Los golpes de las porras de goma, la angustia, la humedad de las celdas, etc.  todo aquello era indudablemente peor para  mi corazón que ponerme de rodillas, y sin embargo, lo había aguantado.  ¿Por qué no podía arrodillarme cuando tenía que hacerlo? También la oración que yo pronunciaba antes de las comidas les producía una gran irritación. Cuando me veían rezar, se ponían a gritar y me decían que la comida se enfriaba. Al dar las gracias al Señor después de la comida, objetaban igualmente a gritos que no podían entretenerse por más tiempo en llevarse las cosas. En muchas ocasiones rezaba en voz baja mientras paseaba por la celda. Se dieron cuenta de ello y me prohibieron que rezara. ¡Eso es algo que no le importa al régimen! Fue mi respuesta. A pesar de ello, seguí rezando.

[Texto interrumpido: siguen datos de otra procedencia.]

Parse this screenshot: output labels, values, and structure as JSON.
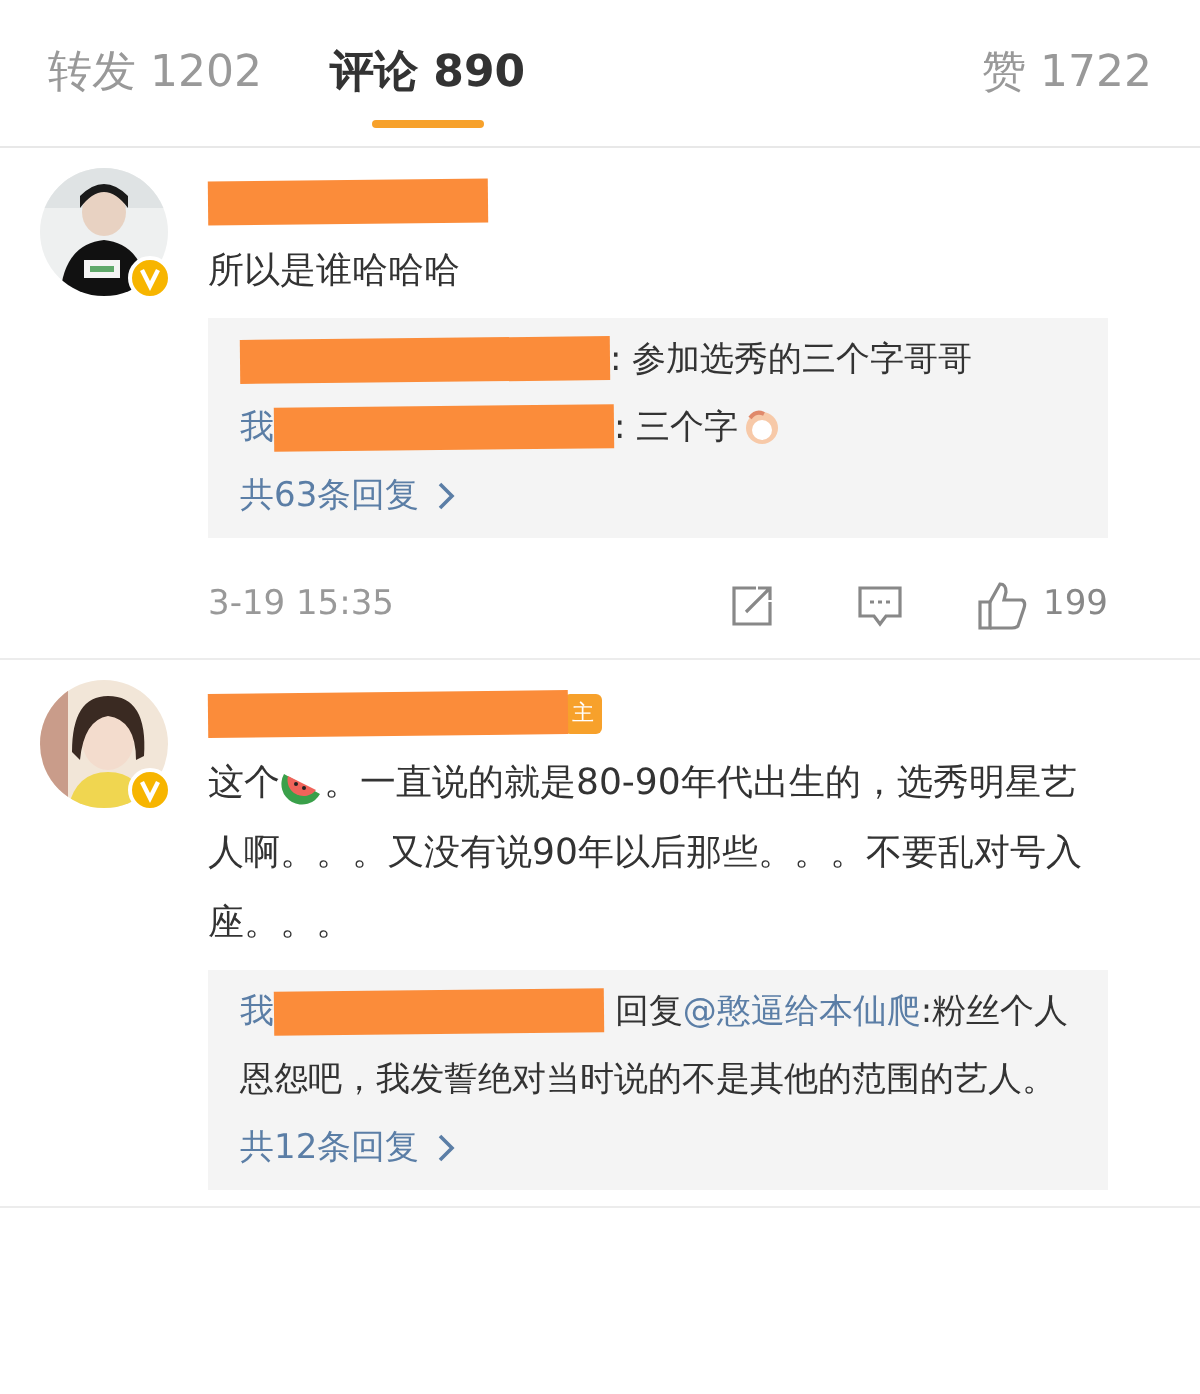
{
  "tabs": [
    {
      "label": "转发 1202",
      "selected": false
    },
    {
      "label": "评论 890",
      "selected": true
    },
    {
      "label": "赞 1722",
      "selected": false
    }
  ],
  "comments": [
    {
      "avatar": {
        "kind": "picture"
      },
      "segments": [
        {
          "kind": "text",
          "text": "所以是谁哈哈哈"
        }
      ],
      "replies": [
        {
          "content": ": 参加选秀的三个字哥哥"
        },
        {
          "name": "我",
          "content": ": 三个字",
          "emoji": true
        }
      ],
      "more": "共63条回复",
      "time": "3-19 15:35",
      "likes": "199"
    },
    {
      "avatar": {
        "kind": "picture"
      },
      "badge": "主",
      "segments": [
        {
          "kind": "text",
          "text": "这个"
        },
        {
          "kind": "watermelon"
        },
        {
          "kind": "text",
          "text": "。一直说的就是80-90年代出生的，选秀明星艺人啊。。。又没有说90年以后那些。。。不要乱对号入座。。。"
        }
      ],
      "replies": [
        {
          "name": "我",
          "reply_word": "回复",
          "mention": "@憨逼给本仙爬",
          "content": ":粉丝个人恩怨吧，我发誓绝对当时说的不是其他的范围的艺人。"
        }
      ],
      "more": "共12条回复"
    }
  ]
}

  La estancia en la cárcel puede llevar a una profundización de los sentimientos y el acercamiento a Dios. Pero también puede provocar el alejamiento de Él. Los reclusos son seres humanos y donde habitan los humanos están presentes la debilidad y el pecado. 

Los  muros de la prisión no son dique contra los pecados; tan solo la gracia y la buena voluntad son capaces de abrir brecha en ellos. Creo por mi parte que es precisamente en la cárcel donde el Padre Celestial derrama más abundantemente sus gracias porque sabe que mayormente se necesitan en nuestra situación.

  Dostoiewsky escribió sobre los presos de Siberia: “También en la cárcel se puede llevar una vida digna”.